Faire la morale ?

Faire la morale ?

Le mot "morale" n'a pas bonne renommée.
Les faiseurs de morale sont vus comme des rabats-joie ou des grincheux.
Parce que, malgré tout; on ne peut se passer de règles qui fixent les notions de justice et de bien, on utilise le mot "éthique" qui veut dire la même chose mais qui vient du grec, donc apparaît moins suspect de connotation chrétienne aux tenants de la pensée unique.

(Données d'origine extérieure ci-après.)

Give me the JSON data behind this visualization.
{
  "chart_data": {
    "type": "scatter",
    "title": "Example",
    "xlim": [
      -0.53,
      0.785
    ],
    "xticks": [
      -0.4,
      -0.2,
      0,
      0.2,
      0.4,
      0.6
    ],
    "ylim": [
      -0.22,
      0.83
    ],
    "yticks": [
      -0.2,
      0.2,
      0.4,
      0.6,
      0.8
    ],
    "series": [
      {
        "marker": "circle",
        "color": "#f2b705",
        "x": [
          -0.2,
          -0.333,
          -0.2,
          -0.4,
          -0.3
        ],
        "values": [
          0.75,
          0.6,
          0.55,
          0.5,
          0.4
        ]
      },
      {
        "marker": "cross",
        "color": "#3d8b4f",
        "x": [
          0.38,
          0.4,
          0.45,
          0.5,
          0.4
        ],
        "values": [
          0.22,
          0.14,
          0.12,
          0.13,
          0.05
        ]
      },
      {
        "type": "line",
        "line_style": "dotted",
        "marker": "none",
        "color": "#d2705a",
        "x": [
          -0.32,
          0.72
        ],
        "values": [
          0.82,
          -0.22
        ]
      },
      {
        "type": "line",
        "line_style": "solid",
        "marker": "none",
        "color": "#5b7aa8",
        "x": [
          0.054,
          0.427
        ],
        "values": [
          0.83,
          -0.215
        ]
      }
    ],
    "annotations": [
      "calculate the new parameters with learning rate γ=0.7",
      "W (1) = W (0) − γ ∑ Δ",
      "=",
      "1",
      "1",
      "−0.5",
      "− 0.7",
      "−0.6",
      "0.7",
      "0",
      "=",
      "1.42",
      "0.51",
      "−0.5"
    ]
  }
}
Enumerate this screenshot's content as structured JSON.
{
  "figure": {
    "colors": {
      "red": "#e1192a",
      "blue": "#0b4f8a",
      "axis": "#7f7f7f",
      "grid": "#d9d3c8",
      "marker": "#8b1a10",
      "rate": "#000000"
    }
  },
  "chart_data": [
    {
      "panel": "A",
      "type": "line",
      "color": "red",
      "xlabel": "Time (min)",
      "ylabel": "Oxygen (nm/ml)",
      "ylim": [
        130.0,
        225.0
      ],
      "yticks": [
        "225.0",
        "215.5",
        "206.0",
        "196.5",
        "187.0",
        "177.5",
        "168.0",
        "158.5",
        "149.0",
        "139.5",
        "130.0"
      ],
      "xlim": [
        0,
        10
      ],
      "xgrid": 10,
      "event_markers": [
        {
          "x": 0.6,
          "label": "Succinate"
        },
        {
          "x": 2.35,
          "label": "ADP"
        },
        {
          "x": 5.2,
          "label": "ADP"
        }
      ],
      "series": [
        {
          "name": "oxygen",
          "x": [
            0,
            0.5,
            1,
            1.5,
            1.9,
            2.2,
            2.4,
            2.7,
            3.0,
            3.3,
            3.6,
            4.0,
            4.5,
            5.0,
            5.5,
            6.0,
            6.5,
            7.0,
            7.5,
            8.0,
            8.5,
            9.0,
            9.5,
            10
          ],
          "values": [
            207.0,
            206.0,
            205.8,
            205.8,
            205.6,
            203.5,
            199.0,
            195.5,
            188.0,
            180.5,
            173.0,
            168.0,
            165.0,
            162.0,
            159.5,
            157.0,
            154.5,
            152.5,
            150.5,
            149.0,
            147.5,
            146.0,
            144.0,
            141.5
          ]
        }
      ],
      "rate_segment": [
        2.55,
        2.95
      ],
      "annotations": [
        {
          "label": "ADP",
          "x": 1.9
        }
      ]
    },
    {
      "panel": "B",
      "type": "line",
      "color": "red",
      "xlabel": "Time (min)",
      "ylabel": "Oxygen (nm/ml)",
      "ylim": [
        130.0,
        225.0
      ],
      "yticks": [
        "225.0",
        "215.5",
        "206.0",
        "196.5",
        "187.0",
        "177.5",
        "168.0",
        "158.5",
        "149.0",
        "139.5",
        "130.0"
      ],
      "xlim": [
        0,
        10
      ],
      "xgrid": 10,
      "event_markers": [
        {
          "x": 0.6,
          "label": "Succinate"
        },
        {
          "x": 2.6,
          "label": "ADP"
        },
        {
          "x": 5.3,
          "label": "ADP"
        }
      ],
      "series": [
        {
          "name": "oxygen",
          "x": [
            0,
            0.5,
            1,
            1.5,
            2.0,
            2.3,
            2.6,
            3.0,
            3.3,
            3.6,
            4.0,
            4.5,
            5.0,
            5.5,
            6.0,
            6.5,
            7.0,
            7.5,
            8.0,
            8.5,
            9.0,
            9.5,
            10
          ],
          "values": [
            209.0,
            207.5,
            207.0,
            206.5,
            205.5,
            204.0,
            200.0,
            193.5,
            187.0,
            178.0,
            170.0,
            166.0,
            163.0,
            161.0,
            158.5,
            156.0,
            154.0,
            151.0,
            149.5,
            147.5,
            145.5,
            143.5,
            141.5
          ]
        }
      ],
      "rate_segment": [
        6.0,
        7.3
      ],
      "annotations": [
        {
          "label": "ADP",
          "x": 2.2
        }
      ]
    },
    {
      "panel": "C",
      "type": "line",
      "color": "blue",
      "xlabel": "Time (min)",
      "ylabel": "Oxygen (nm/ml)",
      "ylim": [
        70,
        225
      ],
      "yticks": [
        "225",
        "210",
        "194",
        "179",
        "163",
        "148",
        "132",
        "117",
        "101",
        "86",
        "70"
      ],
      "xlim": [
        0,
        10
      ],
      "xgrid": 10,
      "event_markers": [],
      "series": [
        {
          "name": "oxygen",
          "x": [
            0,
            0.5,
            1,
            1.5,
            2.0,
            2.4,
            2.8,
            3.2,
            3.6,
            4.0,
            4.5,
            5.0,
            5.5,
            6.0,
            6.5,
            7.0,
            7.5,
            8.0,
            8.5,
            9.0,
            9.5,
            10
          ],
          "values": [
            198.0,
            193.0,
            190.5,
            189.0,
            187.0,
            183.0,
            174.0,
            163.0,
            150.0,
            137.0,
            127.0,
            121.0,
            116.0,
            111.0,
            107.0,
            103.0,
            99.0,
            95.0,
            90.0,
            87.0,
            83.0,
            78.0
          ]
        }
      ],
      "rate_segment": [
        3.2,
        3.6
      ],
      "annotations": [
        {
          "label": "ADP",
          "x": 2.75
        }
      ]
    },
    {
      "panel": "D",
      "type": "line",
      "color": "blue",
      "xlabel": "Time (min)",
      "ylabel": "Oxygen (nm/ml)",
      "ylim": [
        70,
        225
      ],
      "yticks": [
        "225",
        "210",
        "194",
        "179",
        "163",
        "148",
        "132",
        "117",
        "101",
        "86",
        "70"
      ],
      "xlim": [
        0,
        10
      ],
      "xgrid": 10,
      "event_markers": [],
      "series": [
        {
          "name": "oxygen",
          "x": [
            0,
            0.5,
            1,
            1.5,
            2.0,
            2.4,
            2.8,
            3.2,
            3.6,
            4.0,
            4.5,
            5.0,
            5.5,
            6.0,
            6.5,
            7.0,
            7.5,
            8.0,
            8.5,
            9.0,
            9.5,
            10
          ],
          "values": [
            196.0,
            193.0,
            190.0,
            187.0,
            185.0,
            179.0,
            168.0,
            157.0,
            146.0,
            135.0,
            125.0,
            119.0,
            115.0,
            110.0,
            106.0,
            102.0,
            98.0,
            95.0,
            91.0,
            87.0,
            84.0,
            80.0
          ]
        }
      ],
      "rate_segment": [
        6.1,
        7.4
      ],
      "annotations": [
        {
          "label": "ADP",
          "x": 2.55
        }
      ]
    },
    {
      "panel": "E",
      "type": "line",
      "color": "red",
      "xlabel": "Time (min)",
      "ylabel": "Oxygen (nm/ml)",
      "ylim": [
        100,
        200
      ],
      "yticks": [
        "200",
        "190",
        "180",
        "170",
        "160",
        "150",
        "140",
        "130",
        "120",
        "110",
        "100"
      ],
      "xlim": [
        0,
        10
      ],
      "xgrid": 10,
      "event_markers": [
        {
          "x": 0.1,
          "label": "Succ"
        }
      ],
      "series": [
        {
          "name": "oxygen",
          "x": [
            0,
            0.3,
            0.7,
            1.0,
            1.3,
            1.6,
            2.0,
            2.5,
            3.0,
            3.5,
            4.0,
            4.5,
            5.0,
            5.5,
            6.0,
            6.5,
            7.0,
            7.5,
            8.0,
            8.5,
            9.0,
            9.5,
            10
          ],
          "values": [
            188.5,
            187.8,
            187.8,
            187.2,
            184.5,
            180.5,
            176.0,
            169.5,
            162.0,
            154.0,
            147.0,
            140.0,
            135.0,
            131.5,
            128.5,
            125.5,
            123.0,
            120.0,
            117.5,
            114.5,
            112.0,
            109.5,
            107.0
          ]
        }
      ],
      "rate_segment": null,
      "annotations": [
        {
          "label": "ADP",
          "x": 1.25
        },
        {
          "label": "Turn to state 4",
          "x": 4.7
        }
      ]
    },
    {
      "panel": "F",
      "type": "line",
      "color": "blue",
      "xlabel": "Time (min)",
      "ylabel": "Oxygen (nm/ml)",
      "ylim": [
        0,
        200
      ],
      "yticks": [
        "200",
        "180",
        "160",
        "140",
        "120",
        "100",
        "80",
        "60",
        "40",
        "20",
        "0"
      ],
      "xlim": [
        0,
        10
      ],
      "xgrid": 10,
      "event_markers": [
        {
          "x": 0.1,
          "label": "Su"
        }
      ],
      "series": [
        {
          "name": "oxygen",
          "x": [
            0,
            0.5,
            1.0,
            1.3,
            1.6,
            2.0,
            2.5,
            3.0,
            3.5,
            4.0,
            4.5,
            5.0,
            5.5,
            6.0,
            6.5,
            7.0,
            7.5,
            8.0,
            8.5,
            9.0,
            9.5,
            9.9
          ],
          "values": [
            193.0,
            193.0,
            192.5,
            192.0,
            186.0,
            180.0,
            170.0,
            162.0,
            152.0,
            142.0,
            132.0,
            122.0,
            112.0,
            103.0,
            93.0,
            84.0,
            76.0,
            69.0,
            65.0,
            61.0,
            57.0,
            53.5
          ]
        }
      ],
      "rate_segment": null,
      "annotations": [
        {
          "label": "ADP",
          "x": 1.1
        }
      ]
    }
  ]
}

Cependant, on nage en pleine contradiction: on se méfie de la morale, mais en même temps, on se plaint du manque de morale dans la société.
Rendez-vous compte: des ministres qui devraient donner l'exemple abusent des avantages consentis à ses serviteurs par la généreuse république, cumulant gros salaires et indemnités; des footballeurs milliardaires courent plus vite après l'argent qu'après le ballon; des cyclistes tricheurs mettent des produits interdits dans leur sang et un moteur sur leur vélo; l'état encourage les jeux d'argent, qui sont très lucratifs pour le fisc, mais rendent un peu plus malades chaque jour les 20 000 français souffrant d'addiction à cette terrible passion.

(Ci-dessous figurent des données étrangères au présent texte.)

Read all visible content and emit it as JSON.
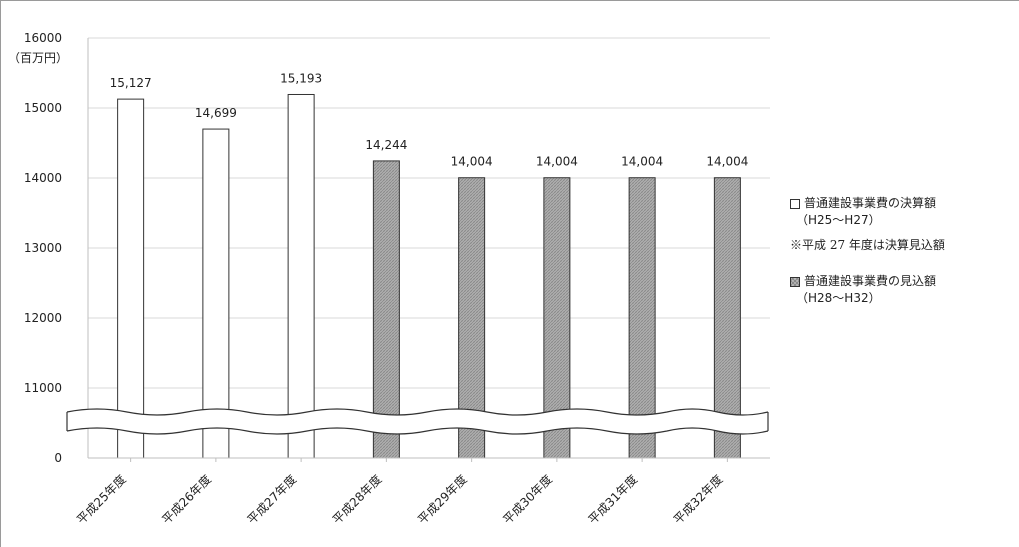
{
  "chart_data": {
    "type": "bar",
    "unit_label": "（百万円）",
    "categories": [
      "平成25年度",
      "平成26年度",
      "平成27年度",
      "平成28年度",
      "平成29年度",
      "平成30年度",
      "平成31年度",
      "平成32年度"
    ],
    "series": [
      {
        "name": "普通建設事業費の決算額",
        "period": "（H25～H27）",
        "pattern": "white",
        "values": [
          15127,
          14699,
          15193,
          null,
          null,
          null,
          null,
          null
        ]
      },
      {
        "name": "普通建設事業費の見込額",
        "period": "（H28～H32）",
        "pattern": "hatched",
        "values": [
          null,
          null,
          null,
          14244,
          14004,
          14004,
          14004,
          14004
        ]
      }
    ],
    "value_labels": [
      "15,127",
      "14,699",
      "15,193",
      "14,244",
      "14,004",
      "14,004",
      "14,004",
      "14,004"
    ],
    "y_ticks": [
      16000,
      15000,
      14000,
      13000,
      12000,
      11000,
      0
    ],
    "ylim": [
      11000,
      16000
    ],
    "axis_break": "between 11000 and 0",
    "grid": true,
    "legend_position": "right"
  },
  "legend": {
    "note": "※平成 27 年度は決算見込額"
  },
  "colors": {
    "grid": "#d9d9d9",
    "bar_outline": "#333333",
    "hatch_fill": "#b5b5b5",
    "text": "#222222"
  }
}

Ces informations distillées quotidiennement par la presse sont les miroirs de notre époque. Nombreuses sont les voix qui s'élèvent contre ces pratiquent indécentes.
Malheureusement, les méthodes utilisées pour élever le niveau morale général sont discutables. Certains se contentent, en fait de médire. D'autres cachent (mal) leur mauvais cœur sous des beaux vêtements de respectabilité.
La presse (toujours elle) a rapporté (est-ce vrai ?) qu'un sportif célèbre avait été invité à venir faire à des enfants une conférence de 90 minutes sur la tolérance. Mais il demandait pour cela 20 000 euros et comme on ne lui en proposait que 1 500, il n'est pas venu.

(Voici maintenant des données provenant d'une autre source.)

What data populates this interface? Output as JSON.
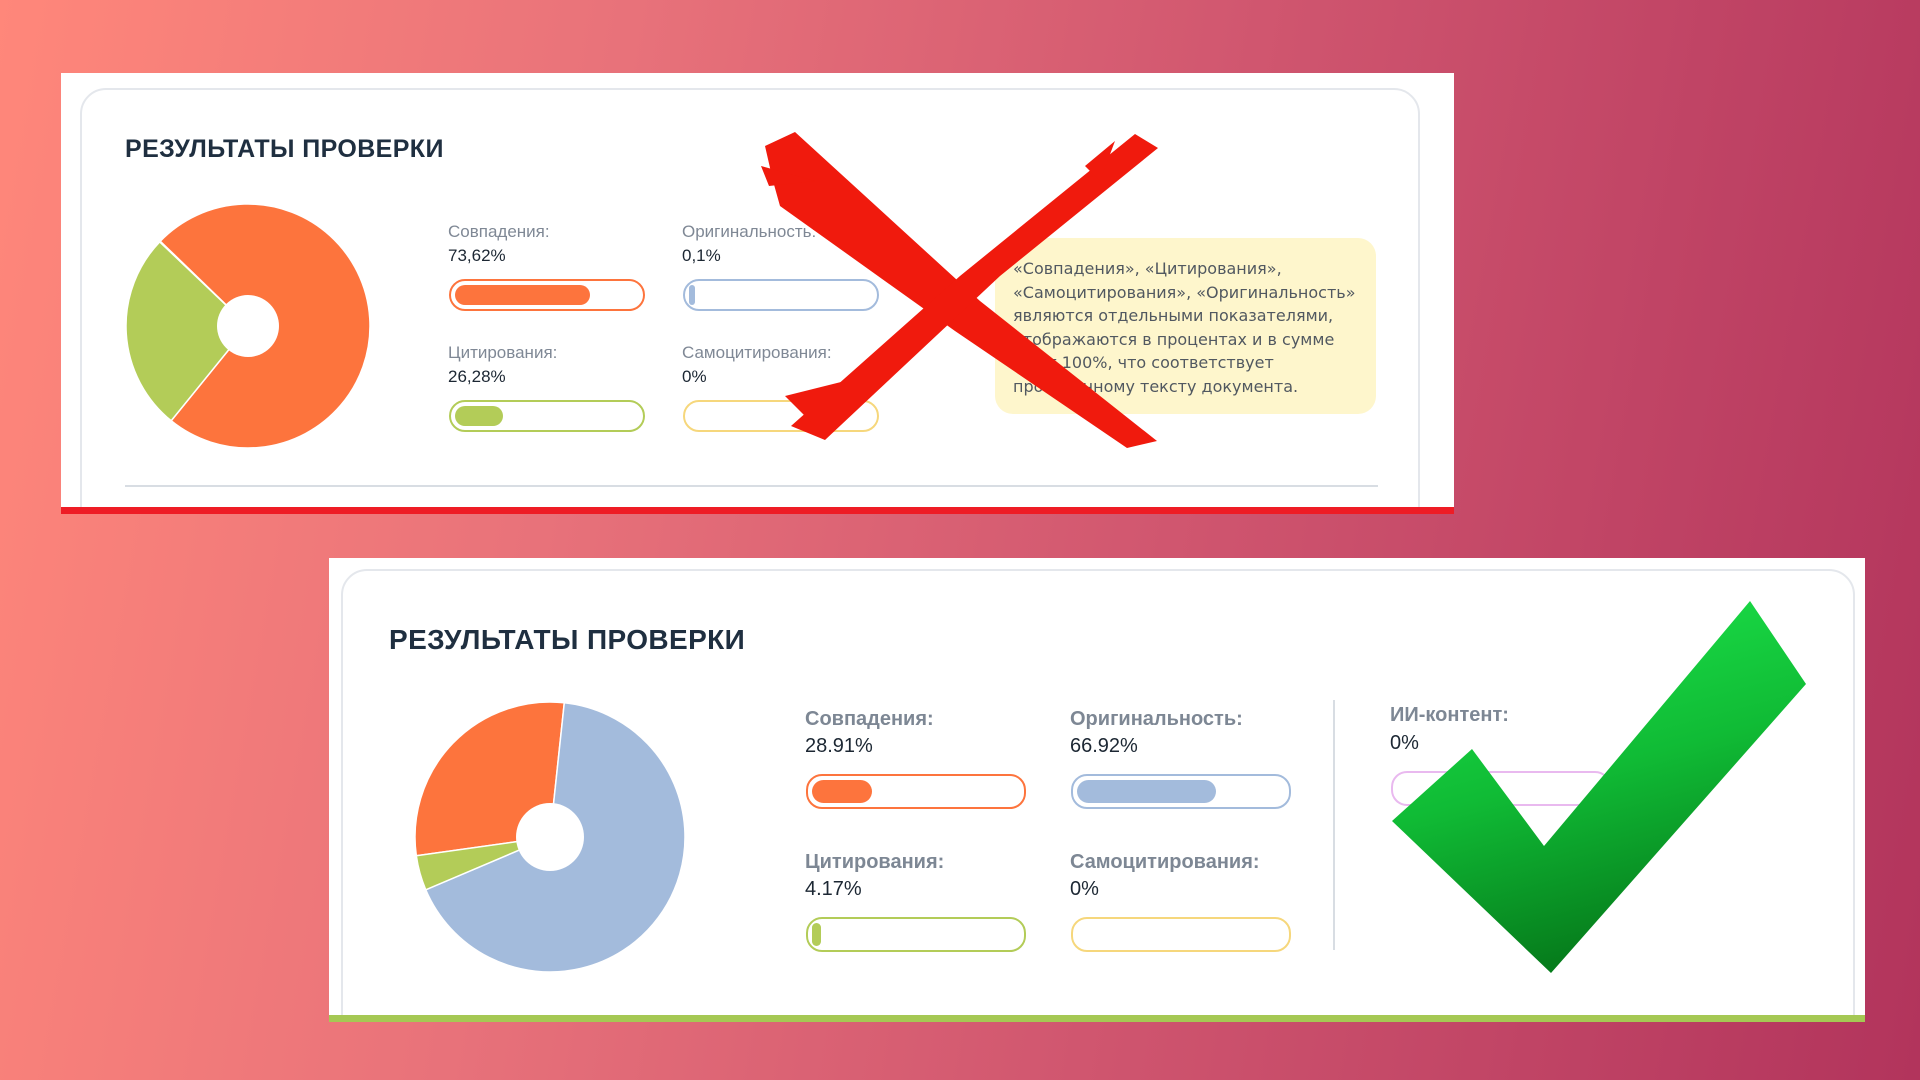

Dans une célèbre revue nationale, un professeur de philosophie morale (ça existe) à Paris résumait bien le sentiment général: les immoraux, ce sont les autres. J'ai noté qu'il employait souvent les pronoms "ils" ou "certains" pour évoquer ces "autres" qui devraient être des exemples.
"Certains, disait-il, demandent aux autres des sacrifices sans y consentir eux-mêmes.
Où est la vertu républicaine ?"

Le vrai héros est celui qui est prêt à se sacrifier lui-même.
C'est la raison pour laquelle nous, les chrétiens, nous ne sommes pas décontenancés face à cette vague déferlante d'immoralité qui menace de submerger notre monde.
Car nous avons trouvé notre héros qui s'est sacrifié lui-même, Jésus-Christ est son nom.

Le message de l'évangélisation ne se réduit donc pas à une vaine culpabilisation, mais c'est une puissance divine qui vient d'En Haut.

C'est la force de son exemple qui peut nous rendre exemplaire.